Tribune

Laurence Ferrari: ''Je me tiendrai toujours à vos côtés''

Interview exclusive d'une journaliste engagée publiquement et avec détermination contre l'antisémitisme et pour Israël.

7 minutes
2 février 2026

ParGuitel Benishay

Laurence Ferrari: ''Je me tiendrai toujours à vos côtés''
Photo: Augustin Detienne / CNews

Désolé, votre navigateur ne supporte pas la synthèse vocale.

Interview réalisée par Emmanuelle Adda pour AJ Mag janvier 2026

Depuis les événements tragiques du 7 octobre 2023, le public francophone israélien suit avec attention les prestations journalistiques de Laurence Ferrari sur CNews, Europe 1 et Le JDNews.
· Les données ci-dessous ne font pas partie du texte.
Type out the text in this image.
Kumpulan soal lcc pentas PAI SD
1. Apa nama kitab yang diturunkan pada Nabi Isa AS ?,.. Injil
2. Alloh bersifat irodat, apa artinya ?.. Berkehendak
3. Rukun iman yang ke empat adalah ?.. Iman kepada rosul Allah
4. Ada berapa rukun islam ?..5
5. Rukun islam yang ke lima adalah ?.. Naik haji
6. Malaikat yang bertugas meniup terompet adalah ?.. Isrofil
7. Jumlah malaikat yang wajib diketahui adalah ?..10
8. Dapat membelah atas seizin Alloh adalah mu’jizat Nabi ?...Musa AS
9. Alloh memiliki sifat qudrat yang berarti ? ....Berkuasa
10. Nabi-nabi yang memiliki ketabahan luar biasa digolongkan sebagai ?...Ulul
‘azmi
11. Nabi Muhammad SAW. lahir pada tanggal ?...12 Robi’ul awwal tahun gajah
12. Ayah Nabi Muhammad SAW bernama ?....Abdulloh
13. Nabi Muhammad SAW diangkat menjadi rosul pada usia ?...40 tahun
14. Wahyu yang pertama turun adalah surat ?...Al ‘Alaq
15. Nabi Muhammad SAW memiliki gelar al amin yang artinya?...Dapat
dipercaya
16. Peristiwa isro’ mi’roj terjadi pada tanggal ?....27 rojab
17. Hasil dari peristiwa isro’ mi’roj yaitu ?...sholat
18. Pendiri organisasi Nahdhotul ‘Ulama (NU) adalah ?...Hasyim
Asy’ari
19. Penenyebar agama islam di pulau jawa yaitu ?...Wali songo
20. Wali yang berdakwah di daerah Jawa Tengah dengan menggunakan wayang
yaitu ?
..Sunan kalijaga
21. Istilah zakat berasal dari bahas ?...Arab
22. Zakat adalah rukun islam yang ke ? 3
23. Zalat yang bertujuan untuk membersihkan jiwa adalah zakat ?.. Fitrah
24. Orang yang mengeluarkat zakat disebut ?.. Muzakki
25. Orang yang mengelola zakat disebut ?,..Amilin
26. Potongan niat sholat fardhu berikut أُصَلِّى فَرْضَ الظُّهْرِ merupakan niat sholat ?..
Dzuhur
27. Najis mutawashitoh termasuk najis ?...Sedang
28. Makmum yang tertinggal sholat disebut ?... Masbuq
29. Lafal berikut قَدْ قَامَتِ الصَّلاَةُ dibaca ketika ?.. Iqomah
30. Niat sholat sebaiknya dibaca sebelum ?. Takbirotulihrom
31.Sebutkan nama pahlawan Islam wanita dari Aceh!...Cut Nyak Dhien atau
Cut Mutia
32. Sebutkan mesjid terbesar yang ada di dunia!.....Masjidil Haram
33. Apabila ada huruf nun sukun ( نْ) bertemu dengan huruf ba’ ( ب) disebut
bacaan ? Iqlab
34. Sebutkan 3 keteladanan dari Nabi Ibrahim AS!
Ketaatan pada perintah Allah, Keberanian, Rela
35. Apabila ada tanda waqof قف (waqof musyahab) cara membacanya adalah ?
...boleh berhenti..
Elle s’est engagée publiquement et avec détermination, à chaque fois avec les mots justes, contre l’antisémitisme et en faveur d’Israël dans son combat contre le terrorisme islamiste. Elle n’a pas hésité une seconde à accorder une interview à AJ MAG, témoignant là encore une fois de sa liberté de parole.

 

AJ MAG : Quelles valeurs vous guident lorsque vous vous exprimez publiquement ?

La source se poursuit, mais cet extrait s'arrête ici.